Он поднёс ковш к губам и стал пить не отрываясь. Ковш был большим, он пил, морщился, то открывал глаза, то зажмуривал их, и выпил до капли, потом распрямился и шумно отрыгнул.
– О! Энто по-нашему!
После двух глотков Александра Петровича немного замутило, а Мишка встал, вышел в сени и вернулся с мешком сушёных грибов.
– Щас отварим грибницу, повечеряем, и можно на боковую.
После ужина он вдруг спросил:
– Чё-та ты, Петрович, Святой книгой заинтересовался? Скока она стояла, а ты её и в руки не брал!
– Да вот, Михаил, хотел почитать, но ничего не понимаю…
– Она, Петрович, на древлем языке написана, ещё прапрадед мой её принёс, они сюды на Байкал-море издалече пришли и иконы, и книгу энту Святую – всё с собой принесли.
– А ты можешь её читать?
– А тебя где интересует, ну-к дай!
Александр Петрович пододвинул ему книгу:
– Ну хотя бы вот эту страницу!
Мишка пересел поближе к свече, повернул Библию страницами к свету и отвёл на расстояние вытянутой руки.
«Да тебе, братец, очки нужны, – подумал про себя Александр Петрович. – Как же ты стреляешь?»
– Энто Лизьяст! Царь Иудейский, – сказал он и посмотрел так, будто на кончике его носа сидели очки.
– Это я разобрал. Царь Давид, который назвался проповедником по имени Екклесиаст.
– Да-а! – Мишка опустил голову, повёл пальцем по строчке и стал шевелить губами: – Закон Божий небось проходили в гимназиях… Много мудрава тута… Царь Иудейский много правильно обсказал, а только одно он обсказал правильнее всего…
– А что?
– А вот что! – Мишка уткнул палец и, не глядя в текст, произнёс: – «Обаче се, сии обретох, еже сотвори Бог человека правого, и сии взыскаша помыслов многих».
– Что это значит, Михаил, я не понимаю этого старого языка.
Мишка поднял глаза и одновременно указательный палец:
– «Только это я нашёл, что Бог сотворил человека правым, а человецы пустились во многия помыслы». – Он смотрел на Александра Петровича из-под густых бровей. – А людишки пустились за злом! – пояснил он, осторожно закрыл книгу и провёл по обложке рукавом рубахи, как бы стирая с неё пыль. – Не слушай, када человек говорит – чего он хочет, но гляди – к чему он устремляется! Добром должно жить! Добром! Буде человек жить внутри себя самого добром, не будет зла на энтом свете. А жисть, она ить какая, Петрович? Она ить как тропа звериная! Куда приведёт, одному Господу Богу ведомо! Да ты и сам знаишь!
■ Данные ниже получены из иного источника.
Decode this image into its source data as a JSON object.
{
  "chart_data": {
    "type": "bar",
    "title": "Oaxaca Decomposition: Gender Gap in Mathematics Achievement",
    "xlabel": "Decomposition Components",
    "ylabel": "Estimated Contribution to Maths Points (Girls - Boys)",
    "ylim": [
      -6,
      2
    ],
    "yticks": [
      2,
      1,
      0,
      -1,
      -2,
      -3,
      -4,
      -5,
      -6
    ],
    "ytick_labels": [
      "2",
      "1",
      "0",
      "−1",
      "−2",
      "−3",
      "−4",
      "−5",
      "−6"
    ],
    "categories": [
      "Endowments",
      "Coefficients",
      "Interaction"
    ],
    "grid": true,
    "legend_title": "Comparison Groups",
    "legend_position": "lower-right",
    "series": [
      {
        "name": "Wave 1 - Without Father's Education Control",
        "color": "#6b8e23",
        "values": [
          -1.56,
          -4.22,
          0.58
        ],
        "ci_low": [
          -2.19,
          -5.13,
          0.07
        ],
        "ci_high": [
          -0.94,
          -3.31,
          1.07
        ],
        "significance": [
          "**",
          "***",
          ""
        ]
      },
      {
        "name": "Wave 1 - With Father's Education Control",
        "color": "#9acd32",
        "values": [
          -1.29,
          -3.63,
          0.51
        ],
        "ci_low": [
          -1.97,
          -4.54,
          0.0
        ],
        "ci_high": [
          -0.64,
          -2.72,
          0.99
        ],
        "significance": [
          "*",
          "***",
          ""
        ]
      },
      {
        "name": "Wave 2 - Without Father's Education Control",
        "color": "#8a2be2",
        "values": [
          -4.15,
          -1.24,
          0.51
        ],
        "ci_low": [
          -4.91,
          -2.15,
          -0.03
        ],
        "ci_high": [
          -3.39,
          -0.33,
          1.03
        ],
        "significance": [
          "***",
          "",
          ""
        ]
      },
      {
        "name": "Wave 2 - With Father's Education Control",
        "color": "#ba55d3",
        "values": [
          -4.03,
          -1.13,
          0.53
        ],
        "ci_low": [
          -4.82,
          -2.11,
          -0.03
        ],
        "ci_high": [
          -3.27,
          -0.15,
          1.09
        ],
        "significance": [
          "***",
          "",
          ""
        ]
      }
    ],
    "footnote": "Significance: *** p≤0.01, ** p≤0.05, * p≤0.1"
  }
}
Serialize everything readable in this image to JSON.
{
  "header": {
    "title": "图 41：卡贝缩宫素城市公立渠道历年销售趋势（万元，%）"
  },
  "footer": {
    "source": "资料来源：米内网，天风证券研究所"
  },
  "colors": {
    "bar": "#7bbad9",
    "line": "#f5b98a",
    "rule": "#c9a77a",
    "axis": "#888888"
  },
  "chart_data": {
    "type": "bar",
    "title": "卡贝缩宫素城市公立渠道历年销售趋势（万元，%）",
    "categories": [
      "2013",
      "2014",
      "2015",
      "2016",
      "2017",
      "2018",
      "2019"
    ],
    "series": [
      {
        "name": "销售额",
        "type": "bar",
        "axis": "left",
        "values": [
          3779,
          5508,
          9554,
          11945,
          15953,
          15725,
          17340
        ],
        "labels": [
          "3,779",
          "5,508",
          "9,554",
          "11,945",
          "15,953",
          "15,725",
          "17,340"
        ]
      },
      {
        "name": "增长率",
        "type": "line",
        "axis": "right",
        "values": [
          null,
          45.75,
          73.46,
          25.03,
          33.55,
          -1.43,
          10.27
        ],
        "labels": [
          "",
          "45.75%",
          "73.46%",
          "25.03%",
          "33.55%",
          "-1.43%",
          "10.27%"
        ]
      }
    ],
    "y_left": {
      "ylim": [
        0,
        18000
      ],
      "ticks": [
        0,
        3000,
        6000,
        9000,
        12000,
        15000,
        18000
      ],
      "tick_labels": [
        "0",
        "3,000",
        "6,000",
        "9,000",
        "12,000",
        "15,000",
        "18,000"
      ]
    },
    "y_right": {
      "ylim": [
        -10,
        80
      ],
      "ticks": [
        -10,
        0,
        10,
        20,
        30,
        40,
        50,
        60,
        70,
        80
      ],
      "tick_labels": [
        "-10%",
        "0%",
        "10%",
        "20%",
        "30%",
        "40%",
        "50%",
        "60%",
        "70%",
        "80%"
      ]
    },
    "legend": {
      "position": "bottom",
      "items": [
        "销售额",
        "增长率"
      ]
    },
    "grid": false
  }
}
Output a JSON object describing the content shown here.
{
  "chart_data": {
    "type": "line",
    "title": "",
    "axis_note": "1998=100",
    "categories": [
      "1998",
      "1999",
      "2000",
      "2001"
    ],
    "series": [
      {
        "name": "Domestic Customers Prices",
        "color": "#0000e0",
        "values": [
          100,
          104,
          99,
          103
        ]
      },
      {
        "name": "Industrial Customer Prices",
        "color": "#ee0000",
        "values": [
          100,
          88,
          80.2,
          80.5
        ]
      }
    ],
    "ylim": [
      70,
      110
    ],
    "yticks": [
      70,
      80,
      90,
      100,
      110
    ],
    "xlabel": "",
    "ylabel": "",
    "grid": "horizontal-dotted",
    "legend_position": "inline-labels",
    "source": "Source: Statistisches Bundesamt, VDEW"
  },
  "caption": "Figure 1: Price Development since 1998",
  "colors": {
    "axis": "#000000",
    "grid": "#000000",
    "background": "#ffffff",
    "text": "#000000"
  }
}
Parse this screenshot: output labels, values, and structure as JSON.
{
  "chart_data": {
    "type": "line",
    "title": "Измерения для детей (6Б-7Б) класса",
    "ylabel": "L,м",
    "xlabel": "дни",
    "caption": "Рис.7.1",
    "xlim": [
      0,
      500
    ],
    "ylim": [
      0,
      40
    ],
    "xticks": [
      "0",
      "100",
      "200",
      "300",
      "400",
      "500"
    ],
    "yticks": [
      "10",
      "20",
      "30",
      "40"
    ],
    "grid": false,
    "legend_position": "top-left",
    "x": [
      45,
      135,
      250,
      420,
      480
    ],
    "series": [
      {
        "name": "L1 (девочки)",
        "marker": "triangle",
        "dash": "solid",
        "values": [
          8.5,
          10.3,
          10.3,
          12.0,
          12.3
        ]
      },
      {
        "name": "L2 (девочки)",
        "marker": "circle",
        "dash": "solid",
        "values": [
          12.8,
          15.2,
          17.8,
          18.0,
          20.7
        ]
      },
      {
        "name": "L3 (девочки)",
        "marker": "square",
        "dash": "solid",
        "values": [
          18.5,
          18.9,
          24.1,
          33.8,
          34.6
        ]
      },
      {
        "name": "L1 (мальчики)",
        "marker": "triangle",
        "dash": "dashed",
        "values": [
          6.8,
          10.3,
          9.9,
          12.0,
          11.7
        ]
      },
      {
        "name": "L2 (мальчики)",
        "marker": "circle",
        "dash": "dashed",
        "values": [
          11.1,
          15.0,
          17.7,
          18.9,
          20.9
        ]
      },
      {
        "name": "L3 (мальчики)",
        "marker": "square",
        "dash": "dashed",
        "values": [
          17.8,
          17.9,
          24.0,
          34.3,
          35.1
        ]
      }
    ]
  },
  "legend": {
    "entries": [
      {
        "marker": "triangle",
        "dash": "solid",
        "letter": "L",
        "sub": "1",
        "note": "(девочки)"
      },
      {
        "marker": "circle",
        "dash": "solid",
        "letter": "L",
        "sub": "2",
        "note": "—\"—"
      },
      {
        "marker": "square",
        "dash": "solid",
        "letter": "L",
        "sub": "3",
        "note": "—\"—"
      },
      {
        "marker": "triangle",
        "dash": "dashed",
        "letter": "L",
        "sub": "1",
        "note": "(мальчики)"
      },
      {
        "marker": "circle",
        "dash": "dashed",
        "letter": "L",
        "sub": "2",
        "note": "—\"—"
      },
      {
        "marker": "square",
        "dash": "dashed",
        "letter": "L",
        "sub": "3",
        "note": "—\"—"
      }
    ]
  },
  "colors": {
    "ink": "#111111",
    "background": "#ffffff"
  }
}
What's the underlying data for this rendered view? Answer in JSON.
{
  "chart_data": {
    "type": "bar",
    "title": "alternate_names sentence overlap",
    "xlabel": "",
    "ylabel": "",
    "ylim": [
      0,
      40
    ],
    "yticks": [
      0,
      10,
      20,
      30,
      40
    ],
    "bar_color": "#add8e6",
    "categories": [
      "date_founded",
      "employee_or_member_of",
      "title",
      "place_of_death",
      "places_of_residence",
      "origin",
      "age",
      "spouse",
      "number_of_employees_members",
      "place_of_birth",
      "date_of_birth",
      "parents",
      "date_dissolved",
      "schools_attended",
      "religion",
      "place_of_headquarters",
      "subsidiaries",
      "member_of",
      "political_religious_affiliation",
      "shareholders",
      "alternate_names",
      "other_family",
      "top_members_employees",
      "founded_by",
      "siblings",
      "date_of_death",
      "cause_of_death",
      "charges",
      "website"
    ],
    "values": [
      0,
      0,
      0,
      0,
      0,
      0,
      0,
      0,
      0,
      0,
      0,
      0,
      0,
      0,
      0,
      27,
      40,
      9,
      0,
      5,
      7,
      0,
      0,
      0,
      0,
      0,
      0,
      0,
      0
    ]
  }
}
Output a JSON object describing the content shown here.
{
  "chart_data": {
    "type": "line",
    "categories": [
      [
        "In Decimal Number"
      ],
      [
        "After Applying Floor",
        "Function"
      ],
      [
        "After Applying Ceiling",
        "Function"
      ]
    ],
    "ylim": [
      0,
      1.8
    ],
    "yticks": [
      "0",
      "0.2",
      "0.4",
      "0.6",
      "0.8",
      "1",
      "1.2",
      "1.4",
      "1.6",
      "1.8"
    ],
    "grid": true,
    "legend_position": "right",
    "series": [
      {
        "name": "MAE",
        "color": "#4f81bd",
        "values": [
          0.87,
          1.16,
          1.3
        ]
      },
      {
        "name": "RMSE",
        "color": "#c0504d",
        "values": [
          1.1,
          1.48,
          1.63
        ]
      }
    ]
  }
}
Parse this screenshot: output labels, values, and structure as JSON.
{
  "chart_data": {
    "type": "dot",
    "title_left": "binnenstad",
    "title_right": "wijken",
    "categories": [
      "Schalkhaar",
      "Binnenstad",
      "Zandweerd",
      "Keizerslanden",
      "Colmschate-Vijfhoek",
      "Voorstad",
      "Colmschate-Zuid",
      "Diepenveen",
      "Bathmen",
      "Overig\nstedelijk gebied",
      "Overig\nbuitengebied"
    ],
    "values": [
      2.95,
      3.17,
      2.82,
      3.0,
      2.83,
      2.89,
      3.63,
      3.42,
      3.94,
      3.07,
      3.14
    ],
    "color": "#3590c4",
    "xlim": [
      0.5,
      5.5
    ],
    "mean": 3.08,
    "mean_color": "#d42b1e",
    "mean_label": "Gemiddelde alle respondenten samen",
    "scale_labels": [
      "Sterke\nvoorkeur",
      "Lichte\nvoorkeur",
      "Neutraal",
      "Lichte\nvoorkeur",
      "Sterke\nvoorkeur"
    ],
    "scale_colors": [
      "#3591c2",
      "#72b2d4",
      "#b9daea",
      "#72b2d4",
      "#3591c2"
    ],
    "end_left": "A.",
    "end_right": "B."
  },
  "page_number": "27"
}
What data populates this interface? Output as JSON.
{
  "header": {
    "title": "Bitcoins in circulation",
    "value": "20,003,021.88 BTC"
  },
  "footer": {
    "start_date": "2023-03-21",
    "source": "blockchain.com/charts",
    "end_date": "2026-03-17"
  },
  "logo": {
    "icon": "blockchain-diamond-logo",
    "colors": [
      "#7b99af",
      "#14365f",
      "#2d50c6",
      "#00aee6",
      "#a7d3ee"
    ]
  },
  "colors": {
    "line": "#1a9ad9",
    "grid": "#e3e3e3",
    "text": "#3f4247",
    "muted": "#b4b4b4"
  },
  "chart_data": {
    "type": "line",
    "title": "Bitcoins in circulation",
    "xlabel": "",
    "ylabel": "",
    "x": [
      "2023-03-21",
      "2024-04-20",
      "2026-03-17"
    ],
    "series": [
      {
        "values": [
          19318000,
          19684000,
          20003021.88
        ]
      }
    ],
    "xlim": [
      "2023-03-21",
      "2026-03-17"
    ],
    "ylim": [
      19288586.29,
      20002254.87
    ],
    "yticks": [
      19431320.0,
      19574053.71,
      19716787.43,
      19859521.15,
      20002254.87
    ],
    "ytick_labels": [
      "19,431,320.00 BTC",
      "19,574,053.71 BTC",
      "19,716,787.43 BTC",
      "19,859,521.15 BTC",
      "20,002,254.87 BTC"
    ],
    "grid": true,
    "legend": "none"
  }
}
Мишка встал из-за стола, подошёл к медвежьей шкуре и погладил её:
– Повесил! Памятна она тебе! Ты вот чё, Петрович, шкуры шкурами, а не держу я тебя здеся, однако трогаться тебе об энто время никак нельзя. Весной, посля Пасхи, как разговеемся, выведу тя на железку, дам письмо в Благовещенский город, тама живёт моя свояченица, Марией зовут. Када доберёшься, на первых порах у ей будешь обретаться, а дальше учить тебя не стану, сам на тот берег уйдёшь, к китайцам, и айда в свой Харбин… А сейчас через перевалы мы с тобой не перемахнём, да и красные по тайге да на железке рыщут.